From the 2000 census, 121 or 21.4% were Roman Catholic, while 327 or 57.9% belonged to the Swiss Reformed Church. Of the rest of the population, there were 6 members of an Orthodox church (or about 1.06% of the population), and there were 18 individuals (or about 3.19% of the population) who belonged to another Christian church. There were 3 individuals (or about 0.53% of the population) who were Jewish, and 7 (or about 1.24% of the population) who were Islamic. There was 1 person who was Hindu. 76 (or about 13.45% of the population) belonged to no church, are agnostic or atheist, and 13 individuals (or about 2.30% of the population) did not answer the question.

==Education==
In Gollion about 218 or (38.6%) of the population have completed non-mandatory upper secondary education, and 95 or (16.8%) have completed additional higher education (either university or a Fachhochschule). Of the 95 who completed tertiary schooling, 55.8% were Swiss men, 28.4% were Swiss women, 9.5% were non-Swiss men and 6.3% were non-Swiss women.
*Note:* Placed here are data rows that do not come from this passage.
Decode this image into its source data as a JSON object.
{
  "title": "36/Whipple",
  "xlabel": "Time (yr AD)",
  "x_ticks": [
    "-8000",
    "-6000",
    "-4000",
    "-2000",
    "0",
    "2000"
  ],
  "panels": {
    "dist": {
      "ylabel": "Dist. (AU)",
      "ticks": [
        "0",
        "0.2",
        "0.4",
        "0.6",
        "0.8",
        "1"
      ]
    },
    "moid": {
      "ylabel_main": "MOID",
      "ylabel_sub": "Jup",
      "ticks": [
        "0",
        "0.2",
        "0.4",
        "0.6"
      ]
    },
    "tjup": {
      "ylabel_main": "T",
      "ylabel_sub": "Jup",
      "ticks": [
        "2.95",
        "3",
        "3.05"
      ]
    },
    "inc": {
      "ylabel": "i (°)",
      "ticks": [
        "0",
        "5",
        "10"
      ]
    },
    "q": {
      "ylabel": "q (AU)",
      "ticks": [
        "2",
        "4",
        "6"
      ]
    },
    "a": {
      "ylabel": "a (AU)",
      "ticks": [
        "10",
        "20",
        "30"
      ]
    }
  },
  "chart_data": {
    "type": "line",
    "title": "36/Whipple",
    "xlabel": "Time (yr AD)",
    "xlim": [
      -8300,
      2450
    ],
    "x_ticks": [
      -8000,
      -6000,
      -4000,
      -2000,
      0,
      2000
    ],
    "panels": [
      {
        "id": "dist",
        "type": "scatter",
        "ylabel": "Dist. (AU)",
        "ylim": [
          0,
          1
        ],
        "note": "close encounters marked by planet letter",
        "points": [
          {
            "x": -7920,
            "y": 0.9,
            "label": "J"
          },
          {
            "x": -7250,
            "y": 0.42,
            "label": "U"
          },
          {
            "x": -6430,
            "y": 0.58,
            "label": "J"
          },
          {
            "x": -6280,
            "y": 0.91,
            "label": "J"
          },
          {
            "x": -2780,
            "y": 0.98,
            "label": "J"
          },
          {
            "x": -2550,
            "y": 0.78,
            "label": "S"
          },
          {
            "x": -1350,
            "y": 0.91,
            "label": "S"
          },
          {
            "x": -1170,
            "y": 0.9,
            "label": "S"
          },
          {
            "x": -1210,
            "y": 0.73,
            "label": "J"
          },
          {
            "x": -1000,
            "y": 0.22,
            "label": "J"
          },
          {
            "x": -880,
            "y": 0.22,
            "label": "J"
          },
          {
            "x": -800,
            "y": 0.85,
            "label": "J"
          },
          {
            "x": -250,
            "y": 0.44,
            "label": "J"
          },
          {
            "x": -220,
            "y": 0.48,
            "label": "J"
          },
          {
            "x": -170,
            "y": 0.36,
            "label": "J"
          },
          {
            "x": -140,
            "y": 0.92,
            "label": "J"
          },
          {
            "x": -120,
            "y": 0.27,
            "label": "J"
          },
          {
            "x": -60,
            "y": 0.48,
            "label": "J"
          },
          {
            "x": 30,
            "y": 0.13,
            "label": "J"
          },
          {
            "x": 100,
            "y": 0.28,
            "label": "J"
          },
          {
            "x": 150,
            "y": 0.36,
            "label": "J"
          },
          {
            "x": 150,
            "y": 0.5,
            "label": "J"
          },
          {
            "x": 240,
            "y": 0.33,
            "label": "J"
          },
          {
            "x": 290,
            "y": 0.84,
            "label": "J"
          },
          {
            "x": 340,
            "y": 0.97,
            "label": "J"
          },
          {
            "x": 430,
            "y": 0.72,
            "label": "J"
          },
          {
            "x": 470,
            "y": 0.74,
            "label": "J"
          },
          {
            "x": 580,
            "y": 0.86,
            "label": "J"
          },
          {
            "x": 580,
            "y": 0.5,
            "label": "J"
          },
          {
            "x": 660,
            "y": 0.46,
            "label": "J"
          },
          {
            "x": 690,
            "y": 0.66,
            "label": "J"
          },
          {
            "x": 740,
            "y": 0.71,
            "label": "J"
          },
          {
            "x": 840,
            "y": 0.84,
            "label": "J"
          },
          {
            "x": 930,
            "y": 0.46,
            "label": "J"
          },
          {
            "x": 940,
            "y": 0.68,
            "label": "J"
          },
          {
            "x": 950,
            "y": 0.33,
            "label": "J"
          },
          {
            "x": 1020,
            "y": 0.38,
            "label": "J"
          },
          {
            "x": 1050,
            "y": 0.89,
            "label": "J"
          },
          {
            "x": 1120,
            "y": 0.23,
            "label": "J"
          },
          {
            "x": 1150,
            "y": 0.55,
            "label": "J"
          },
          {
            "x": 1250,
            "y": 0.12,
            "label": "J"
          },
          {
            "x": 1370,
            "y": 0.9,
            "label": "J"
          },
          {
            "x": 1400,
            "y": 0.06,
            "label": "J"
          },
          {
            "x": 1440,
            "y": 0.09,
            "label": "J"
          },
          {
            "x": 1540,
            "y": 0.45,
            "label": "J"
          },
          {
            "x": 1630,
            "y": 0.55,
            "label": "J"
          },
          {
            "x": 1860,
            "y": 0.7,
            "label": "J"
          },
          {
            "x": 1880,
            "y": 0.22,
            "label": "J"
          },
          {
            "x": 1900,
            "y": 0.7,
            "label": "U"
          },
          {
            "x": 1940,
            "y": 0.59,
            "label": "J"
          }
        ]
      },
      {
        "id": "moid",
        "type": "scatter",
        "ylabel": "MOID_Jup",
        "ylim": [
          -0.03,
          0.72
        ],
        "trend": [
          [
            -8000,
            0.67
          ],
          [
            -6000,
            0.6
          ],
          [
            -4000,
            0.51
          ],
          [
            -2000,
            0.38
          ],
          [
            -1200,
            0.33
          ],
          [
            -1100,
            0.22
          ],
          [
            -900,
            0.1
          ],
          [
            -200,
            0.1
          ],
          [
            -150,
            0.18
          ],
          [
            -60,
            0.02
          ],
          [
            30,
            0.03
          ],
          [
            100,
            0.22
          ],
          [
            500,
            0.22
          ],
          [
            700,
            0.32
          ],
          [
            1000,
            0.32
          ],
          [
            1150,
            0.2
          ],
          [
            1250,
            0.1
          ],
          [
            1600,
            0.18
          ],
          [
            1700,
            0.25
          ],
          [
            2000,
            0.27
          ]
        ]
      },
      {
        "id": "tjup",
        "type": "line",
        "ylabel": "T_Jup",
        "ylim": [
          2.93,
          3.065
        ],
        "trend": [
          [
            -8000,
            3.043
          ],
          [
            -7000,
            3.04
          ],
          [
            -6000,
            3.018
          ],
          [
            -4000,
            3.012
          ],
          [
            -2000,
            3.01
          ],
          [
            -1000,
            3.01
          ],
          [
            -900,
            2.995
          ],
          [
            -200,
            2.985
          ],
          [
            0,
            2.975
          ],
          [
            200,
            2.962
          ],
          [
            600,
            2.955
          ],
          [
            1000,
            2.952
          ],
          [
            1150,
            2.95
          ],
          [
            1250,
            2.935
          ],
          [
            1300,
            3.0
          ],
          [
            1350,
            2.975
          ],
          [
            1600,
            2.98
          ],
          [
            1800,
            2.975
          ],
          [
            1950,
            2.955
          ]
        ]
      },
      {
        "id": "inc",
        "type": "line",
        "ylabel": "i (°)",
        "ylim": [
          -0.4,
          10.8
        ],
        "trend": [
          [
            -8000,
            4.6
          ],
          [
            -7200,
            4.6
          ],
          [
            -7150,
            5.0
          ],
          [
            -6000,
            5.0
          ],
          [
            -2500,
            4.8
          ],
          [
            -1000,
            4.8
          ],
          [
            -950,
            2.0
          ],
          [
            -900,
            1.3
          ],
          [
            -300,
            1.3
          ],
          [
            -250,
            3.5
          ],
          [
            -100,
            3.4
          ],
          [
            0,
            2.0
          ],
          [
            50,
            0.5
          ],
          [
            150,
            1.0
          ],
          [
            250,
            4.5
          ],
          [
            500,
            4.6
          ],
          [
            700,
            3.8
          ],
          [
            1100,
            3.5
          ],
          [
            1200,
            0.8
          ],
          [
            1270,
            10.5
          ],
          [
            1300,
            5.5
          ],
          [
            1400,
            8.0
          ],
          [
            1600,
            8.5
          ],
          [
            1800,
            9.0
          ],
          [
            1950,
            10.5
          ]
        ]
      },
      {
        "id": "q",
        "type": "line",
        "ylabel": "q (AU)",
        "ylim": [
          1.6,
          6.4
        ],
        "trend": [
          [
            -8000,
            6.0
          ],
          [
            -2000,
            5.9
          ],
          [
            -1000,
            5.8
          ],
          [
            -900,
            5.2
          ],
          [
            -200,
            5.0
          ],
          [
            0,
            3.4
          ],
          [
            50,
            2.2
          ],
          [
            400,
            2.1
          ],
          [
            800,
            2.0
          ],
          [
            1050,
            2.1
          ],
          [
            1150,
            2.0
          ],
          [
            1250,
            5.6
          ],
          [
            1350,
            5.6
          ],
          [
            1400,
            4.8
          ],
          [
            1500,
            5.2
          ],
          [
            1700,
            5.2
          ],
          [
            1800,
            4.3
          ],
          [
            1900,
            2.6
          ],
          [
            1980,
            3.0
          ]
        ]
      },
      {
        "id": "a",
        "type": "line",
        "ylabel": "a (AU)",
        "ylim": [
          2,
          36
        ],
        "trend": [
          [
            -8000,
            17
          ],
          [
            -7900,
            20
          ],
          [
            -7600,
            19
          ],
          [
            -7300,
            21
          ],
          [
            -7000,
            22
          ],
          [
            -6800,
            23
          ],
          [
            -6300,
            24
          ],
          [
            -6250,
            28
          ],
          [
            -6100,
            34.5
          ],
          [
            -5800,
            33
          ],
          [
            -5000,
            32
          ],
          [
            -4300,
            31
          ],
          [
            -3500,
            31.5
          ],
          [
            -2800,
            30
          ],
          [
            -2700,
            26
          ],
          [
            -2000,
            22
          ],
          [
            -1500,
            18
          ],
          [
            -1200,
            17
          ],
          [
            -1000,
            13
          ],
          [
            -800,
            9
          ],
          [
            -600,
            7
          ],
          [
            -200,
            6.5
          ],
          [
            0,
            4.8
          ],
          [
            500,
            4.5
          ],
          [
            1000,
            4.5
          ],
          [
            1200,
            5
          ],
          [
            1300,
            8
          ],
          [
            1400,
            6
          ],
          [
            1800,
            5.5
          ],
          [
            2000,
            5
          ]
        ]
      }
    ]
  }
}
In the 2009/2010 school year there were a total of 70 students in the Gollion school district. In the Vaud cantonal school system, two years of non-obligatory pre-school are provided by the political districts. During the school year, the political district provided pre-school care for a total of 631 children of which 203 children (32.2%) received subsidized pre-school care. The canton's primary school program requires students to attend for four years. There were 26 students in the municipal primary school program. The obligatory lower secondary school program lasts for six years and there were 44 students in those schools.

As of 2000, there were 8 students in Gollion who came from another municipality, while 98 residents attended schools outside the municipality.